更新が遅れてしまって申し訳ありません。完全に副作用をなめてました。


 フィールド効果、毒霧……。かなり厄介なデバフがついてしまった。

 紫がかった視界の端のHPバーが少しずつ削れていく。今のところ減少幅は緩やかな感じだけど、説明通りならどんどん削れるスピードが速くなるはず。



「アリス、自分に《パナシーア》っ」



 言ってから気づいたけど今の言い方だと私に《パナシーア》をかけてって言ったと受け取られるかも……? まあ私が考えた通りにアリス自身に使ってくれたし、ある程度読み取ってくれるみたいだけど。

 それはともかく、パナシーアによってアリスにかかっていたデバフは解除されたものの、一秒後にはまた同じデバフがついてしまっていた。説明に書いてある通り弱体解除は根本的な解決にはならないみたい。

 ただ、時間経過とともに増えていっていた1秒ごとのHPの減少量はデバフ解除時に一番最初の状態までもどっていたので、まったくの無駄というわけでもない。

 減少幅が大きくなりすぎる前にパナシーアでどうにかできればいいんだけど、MP消費量も結構多いのでどうにかやりくりしないと……。



「リーナ、回復頼んでもいい?」


「オッケー! でも回復量少なめだからあんまりあてにしないでね?」


「大丈夫!」



 今は少しの回復でもほしい状況だし、アリスがMPを回復している間のつなぎになってくれるだけでもだいぶ楽になる。
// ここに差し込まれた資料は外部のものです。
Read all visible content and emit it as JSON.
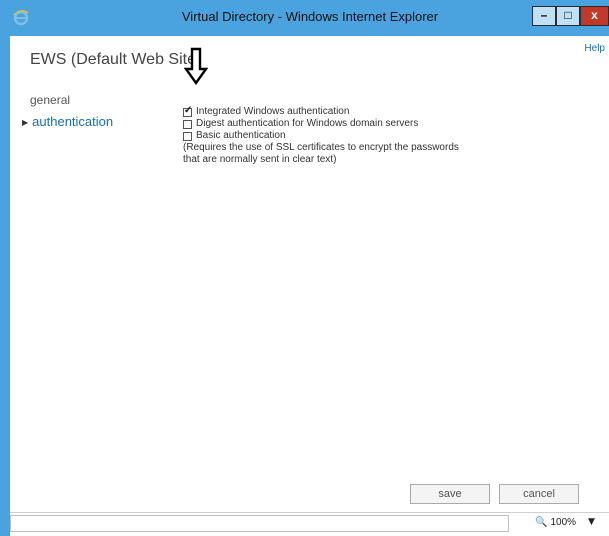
{
  "window": {
    "title": "Virtual Directory - Windows Internet Explorer",
    "minimize": "–",
    "maximize": "□",
    "close": "x"
  },
  "page": {
    "help": "Help",
    "title": "EWS (Default Web Site)"
  },
  "nav": {
    "items": [
      {
        "label": "general"
      },
      {
        "label": "authentication"
      }
    ]
  },
  "auth": {
    "options": [
      {
        "label": "Integrated Windows authentication",
        "checked": true
      },
      {
        "label": "Digest authentication for Windows domain servers",
        "checked": false
      },
      {
        "label": "Basic authentication",
        "checked": false
      }
    ],
    "note_line1": "(Requires the use of SSL certificates to encrypt the passwords",
    "note_line2": "that are normally sent in clear text)"
  },
  "buttons": {
    "save": "save",
    "cancel": "cancel"
  },
  "status": {
    "zoom": "100%"
  }
}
 アリスとリーナがパーティの立て直しを行いつつ、残ったメンバーで攻撃を行う。

 まだバフの効果時間は残ってるので、陣形も気にしつつ。ただリーナの回復が近距離まで近づかないと発動できないものなので、それぞれ途中で私の近くまで戻ってもらったりもする。



「ゴァアア!!」



 剣が地面にたたきつけられて、巻き込まれた毒腫が濃い毒霧を噴き出した。

 それを避けるように動いて陣形を組みなおしながら、次の指示を考える。


 この毒霧状態はオーバードゴブリンのHPが一定以下になったから発動したものだと思うけど、毒霧が出始めた以外に特に変化がないので一応どうにかなってる……かな?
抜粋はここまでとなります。